Henry, who was celebrating the All Blacks' Grand Slam barely than 24 hours ago, was soon reminded of the darkest day of his coaching career and responded wryly.

"It's nice to get them in a pool game where not everything depends on winning," he smiled. "It seems strange really just finishing a European tour and the day after you're talking about a tournament that's three years away."

The spectre of France had already cast a shadow over this season's achievements as Henry playfully suggested: "Great, give it profile (as 2011's opening game). We want a bit of tension for a change -- a bit of stress, just to relieve the happiness we've all got.

"This is great for New Zealand to put ourselves on the map. We did that with the Lions in 2005, and this is going to be even greater. It's marvellous for the country and marvellous for positivity, which is particularly what we need in New Zealand."

France coach March Lievremont was happy to be lumped with New Zealand though he already seemed to be conceding defeat.

"We reckon we will finish behind New Zealand. After that it is up to us to get out of our group. We are also conscious of the rest of the pool. Tonga are an unpredictable team and will be playing more or less at home."

New Zealand, defending champions South Africa, Australia and Argentina were seeded first in their groups on the basis of current world rankings. While the All Blacks and France presented an obvious grudge match the same scenario unfolds in pool B where the Pumas, and old rivals England and Scotland are seeking to progress to the knockout stage.

Presuming the All Blacks get out of their group they will play one of that trio in the quarter-finals.

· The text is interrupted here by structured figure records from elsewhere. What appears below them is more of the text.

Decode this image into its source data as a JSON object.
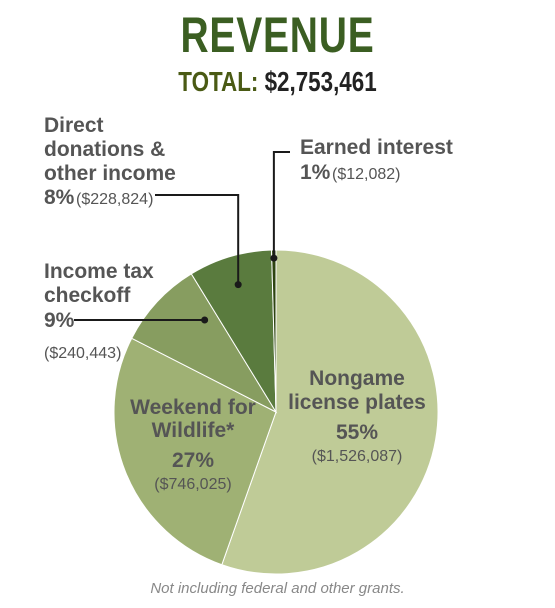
{
  "header": {
    "title": "REVENUE",
    "total_label": "TOTAL:",
    "total_value": "$2,753,461"
  },
  "footnote": "Not including federal and other grants.",
  "colors": {
    "title": "#3b5e22",
    "total_label": "#4a5a14",
    "slices": [
      "#bfcb97",
      "#9fb174",
      "#879d60",
      "#5a7b3e",
      "#2e4410"
    ],
    "text_dark": "#555555",
    "text_light": "#ffffff"
  },
  "chart_data": {
    "type": "pie",
    "title": "REVENUE",
    "subtitle": "TOTAL: $2,753,461",
    "total": 2753461,
    "slices": [
      {
        "label_lines": [
          "Nongame",
          "license plates"
        ],
        "percent_label": "55%",
        "amount_label": "($1,526,087)",
        "value": 1526087
      },
      {
        "label_lines": [
          "Weekend for",
          "Wildlife*"
        ],
        "percent_label": "27%",
        "amount_label": "($746,025)",
        "value": 746025
      },
      {
        "label_lines": [
          "Income tax",
          "checkoff"
        ],
        "percent_label": "9%",
        "amount_label": "($240,443)",
        "value": 240443
      },
      {
        "label_lines": [
          "Direct",
          "donations &",
          "other income"
        ],
        "percent_label": "8%",
        "amount_label": "($228,824)",
        "value": 228824
      },
      {
        "label_lines": [
          "Earned interest"
        ],
        "percent_label": "1%",
        "amount_label": "($12,082)",
        "value": 12082
      }
    ]
  }
}
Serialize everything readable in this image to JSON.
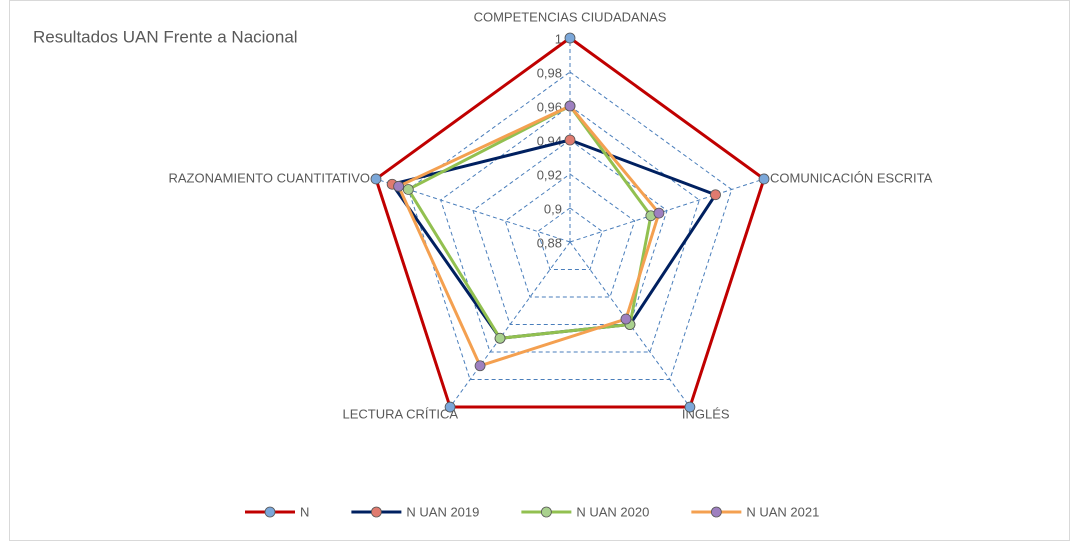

Australia have been grouped with Ireland and Italy while the Springboks have to contend with Wales, Fiji and almost certainly Samoa -- who are expected to claim the vacant Oceania spot.

The eight as yet unknown nations will not be finalised until 2010 but today's announcement has already pleased Martin Snedden, the chief executive of RNZ2011. Snedden had hoped for a couple of marquee match-ups and had his wish granted with the All Blacks assignation and the Anglo-Scots rivalry being staged in a pool stage for the first time in the tournament's history.

"This is an outstanding draw for our role as organisers with so many exciting match-ups across each of the pools," said Rugby New Zealand 2011 chief executive Martin Snedden.

"Rugby fans around the world will now be analysing their team's pool and, we hope, will want to be there to see the contests unfold. It is an exciting day for rugby fans, as it makes Rugby World Cup 2011 that much more tangible.

"They now know who their team is up against, and what they need to do to advance to the knockout stages. It's also an important day for our ongoing preparations for the tournament.

"We've had 18 regions from across New Zealand express interest in hosting matches or teams, and the draw allows us to move the match and team allocation process forward. Over the next few months, we will be working closely with Rugby World Cup Limited to take the 40 pool matches that the draw has thrown up and allocate them to venues around New Zealand."

Decisions on match venues, as well as the match schedule, are expected to be announced in March or April next year. Team bases will be revealed in late 2009.